In the days following Jim’s admission, we provided every intervention that modern medicine could offer. We did everything we could–and it still wasn’t enough.

Jim didn’t make it. We did not save him. I can tell you that the whole care team–the attending physician, the nurses, the techs, the consultants, everyone involved–felt just as scared and impotent as I did.

In another life, Jim would have been any other healthy twenty-something. He might have been your plumber, your little sister’s boyfriend or even the nurse taking care of your loved one in the hospital.

I think that’s why deaths like his feel like such a failure. Because even though we can see the root cause–the addiction–that leads people like Jim down this unimaginably horrible path, we still don’t have a working solution.
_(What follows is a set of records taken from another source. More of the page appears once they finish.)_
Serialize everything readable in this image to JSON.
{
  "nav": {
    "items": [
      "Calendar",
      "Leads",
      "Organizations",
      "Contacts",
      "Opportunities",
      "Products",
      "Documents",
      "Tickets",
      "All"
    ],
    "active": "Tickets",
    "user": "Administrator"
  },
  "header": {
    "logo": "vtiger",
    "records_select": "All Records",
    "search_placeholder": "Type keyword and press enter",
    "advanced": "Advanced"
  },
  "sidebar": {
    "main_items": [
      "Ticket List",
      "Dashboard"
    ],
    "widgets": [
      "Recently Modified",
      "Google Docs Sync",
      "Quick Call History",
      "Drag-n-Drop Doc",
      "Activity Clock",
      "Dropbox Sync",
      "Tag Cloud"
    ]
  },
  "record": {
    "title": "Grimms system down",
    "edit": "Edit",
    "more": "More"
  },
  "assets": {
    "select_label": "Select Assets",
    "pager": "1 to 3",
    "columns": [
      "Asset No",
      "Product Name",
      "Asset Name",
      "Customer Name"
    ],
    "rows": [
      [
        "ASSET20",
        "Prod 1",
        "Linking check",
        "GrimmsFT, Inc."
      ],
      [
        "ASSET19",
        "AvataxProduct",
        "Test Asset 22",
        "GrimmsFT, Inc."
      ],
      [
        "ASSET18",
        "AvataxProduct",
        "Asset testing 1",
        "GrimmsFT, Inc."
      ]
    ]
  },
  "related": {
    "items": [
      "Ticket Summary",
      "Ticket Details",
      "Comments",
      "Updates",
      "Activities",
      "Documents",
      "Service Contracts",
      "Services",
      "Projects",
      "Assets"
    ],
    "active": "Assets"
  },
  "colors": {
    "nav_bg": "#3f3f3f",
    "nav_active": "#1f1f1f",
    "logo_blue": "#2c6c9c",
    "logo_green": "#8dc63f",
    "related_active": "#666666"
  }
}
We’re like the little Dutch boy with his finger in the dyke. We feel the tide rising against us, and all we have to fight it is stop-gap measures.

I’m tired of stop-gap measures. I’m tired of treating the same patients over and over and not actually helping any of them.
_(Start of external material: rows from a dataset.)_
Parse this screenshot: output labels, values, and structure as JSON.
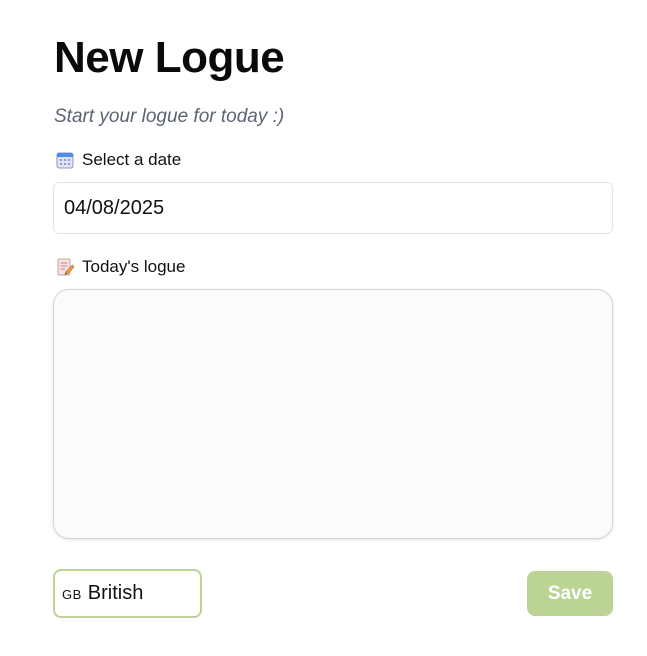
{
  "header": {
    "title": "New Logue",
    "subtitle": "Start your logue for today :)"
  },
  "date_field": {
    "label": "Select a date",
    "icon": "calendar-icon",
    "value": "04/08/2025"
  },
  "logue_field": {
    "label": "Today's logue",
    "icon": "memo-icon",
    "value": ""
  },
  "footer": {
    "language": {
      "flag": "GB",
      "label": "British"
    },
    "save_label": "Save"
  },
  "colors": {
    "accent": "#bcd396",
    "subtitle": "#5b6472"
  }
}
The opiate crisis is a plague that is ravaging our country. And for now, I guess, it will continue to haunt my dreams.

Caitlin Bass is completing a fellowship in hospice and palliative medicine at Sarasota Memorial Hospital, FL. She loves writing, and she loves medicine. She writes about life and laughter and medicine on healthclasswithdrbass.blogspot.com. Her work has appeared in Pulse, KevinMD, The Physician Moms Group and The Washington Post. “In the time since I wrote this piece, I actually did find someone ‘down’ one evening when I was out walking my dog. At first, all I saw were her sandaled feet with brightly painted toenails, sticking out of the bushes onto the sidewalk. I was able to successfully call for help, and I no longer dream about dialing 911. But I don’t think I’ll ever be able to get the memory of her painted toenails among the shrubbery from my mind.”


3 thoughts on “Found Down”

  1. Heartbreaking and terrifying epidemic – truly an abdication of our health care system from creating a systematic, caring approach to a public health emergency.
    Perhaps it’s time to equip our public – and health care professionals – with Narcan to carry around with us to treat those found down in our communities. Then we don’t need to wait for 911 to save us – Narcan empowers us to save others.
    I prescribe it for all my patients with opioid use disorder, and carry it around in my backpack too – haven’t needed to use it in public yet, but it is good to know that it is there!

    1. Yes, naloxone in the glove compartment.
      Are you prescribing buprenorphine? It feels good to be contributing to changing that trajectory of addiction you describe well.